Without short sellers, said Harris, “companies may be able to raise money that they can’t use as well as others can.” And individual investors may wind up paying for stocks that are overpriced.

“Overpriced stocks, by definition, will drop in value,” he said. “That’s what happens. That’s what we mean by overpriced. And when they do drop in value, then we have individual traders who are losing money. And that’s terrible. And the reason that’s terrible is because at some point, they’ll give up and they won’t save in the market. And then they won’t retire as well. And we won’t have enough capital for good ideas.”
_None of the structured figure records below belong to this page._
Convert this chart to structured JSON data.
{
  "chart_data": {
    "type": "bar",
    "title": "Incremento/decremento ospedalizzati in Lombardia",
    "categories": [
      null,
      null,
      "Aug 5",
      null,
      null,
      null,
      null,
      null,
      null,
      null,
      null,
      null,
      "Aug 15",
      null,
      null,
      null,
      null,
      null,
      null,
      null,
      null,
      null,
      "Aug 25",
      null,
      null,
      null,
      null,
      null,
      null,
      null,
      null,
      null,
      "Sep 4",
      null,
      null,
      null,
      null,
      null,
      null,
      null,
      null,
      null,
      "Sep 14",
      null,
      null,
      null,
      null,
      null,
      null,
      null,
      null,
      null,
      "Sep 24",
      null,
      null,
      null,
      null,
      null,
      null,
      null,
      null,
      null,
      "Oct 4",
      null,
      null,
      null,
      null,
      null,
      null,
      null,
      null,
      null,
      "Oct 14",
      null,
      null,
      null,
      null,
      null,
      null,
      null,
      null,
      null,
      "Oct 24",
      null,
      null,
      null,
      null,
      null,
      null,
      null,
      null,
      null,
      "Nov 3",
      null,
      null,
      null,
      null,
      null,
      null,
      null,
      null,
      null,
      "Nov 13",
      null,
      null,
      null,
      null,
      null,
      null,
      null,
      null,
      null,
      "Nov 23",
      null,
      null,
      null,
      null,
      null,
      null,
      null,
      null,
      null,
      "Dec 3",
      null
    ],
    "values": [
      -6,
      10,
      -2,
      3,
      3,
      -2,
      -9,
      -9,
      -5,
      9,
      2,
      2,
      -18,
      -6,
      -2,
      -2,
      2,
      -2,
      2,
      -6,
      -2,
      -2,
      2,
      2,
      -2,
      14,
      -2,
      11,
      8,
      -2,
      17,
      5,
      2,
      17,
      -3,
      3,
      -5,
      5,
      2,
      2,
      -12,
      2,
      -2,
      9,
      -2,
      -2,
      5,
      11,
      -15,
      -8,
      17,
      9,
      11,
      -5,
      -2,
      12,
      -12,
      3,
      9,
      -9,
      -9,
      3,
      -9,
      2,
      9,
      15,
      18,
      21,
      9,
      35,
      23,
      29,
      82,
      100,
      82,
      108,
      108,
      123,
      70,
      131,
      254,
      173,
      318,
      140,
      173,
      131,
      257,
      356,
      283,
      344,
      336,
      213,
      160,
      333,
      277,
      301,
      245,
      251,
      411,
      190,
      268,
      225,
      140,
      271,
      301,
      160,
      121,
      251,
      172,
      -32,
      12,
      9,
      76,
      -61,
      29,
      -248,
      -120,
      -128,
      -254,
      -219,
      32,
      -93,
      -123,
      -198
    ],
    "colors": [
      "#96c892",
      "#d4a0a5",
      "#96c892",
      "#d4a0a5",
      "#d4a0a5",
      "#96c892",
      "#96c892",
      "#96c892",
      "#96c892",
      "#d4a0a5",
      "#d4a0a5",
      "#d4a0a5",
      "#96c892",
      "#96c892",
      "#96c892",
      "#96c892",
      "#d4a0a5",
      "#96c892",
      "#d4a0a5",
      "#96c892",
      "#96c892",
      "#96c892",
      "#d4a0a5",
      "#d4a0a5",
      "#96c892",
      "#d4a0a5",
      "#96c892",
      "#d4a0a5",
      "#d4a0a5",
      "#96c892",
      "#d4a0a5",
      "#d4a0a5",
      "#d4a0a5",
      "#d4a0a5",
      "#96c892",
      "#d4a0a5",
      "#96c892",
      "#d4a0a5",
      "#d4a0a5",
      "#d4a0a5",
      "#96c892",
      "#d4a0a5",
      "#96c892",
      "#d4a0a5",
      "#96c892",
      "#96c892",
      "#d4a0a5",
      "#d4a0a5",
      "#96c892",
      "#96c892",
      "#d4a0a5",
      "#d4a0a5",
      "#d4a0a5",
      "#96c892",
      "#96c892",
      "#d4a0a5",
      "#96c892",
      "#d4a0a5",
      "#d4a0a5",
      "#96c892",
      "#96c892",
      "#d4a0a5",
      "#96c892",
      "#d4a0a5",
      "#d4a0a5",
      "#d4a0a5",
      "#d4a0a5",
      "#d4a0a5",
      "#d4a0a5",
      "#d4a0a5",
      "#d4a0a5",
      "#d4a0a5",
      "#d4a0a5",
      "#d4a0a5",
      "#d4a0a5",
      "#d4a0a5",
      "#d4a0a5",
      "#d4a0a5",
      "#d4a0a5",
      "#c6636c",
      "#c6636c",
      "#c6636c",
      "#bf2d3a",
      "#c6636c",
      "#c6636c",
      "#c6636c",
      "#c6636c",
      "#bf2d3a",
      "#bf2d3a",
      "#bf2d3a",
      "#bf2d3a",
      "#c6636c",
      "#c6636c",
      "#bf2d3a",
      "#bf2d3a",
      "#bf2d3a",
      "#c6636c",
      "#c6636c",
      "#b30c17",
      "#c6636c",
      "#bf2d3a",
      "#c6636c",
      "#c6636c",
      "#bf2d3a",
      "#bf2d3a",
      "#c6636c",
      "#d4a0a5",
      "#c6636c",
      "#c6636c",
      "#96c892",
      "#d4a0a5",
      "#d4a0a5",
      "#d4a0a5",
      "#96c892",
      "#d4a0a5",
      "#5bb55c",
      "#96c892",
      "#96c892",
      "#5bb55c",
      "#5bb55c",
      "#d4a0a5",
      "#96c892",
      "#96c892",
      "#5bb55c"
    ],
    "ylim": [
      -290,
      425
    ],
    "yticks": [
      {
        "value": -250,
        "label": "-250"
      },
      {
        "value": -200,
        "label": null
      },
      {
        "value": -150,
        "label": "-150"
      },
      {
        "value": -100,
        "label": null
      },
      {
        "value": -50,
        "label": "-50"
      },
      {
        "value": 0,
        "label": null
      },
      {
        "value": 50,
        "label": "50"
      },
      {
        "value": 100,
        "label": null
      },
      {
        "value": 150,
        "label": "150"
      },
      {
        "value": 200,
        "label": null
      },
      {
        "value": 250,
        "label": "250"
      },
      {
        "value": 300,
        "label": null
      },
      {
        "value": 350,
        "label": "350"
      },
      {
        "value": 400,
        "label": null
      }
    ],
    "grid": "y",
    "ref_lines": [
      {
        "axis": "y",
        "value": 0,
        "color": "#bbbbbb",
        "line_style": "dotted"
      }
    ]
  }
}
Lastly, as CNBC correspondent Robert Frank succinctly laid out in “Squawk Box” and “Power Lunch” segments on Tuesday, the currently Reddit-fueled trading underscores the massive gap in who gets to participate in the stock market.

The top 1% of Americans own 52.7% of all stock, he said, while the bottom half own just 6%. Twice as many white households as Black and Hispanic households own equities, and the median value of stock held by Gen Xers is nearly 50% greater than millennials, when compared at the same age.

“The risk here is that if a lot of these traders don’t survive these trades, rather than democratizing the market, which is the hope,” said Frank, “we could actually lose an entire generation of traders and go backwards.”

Compound that notion with the fact that about 30% of Americans don’t have enough savings to cover unexpected emergencies, let alone invest in the stock market, and it’s a potent story — one that should be told with the nuance and complexity it deserves.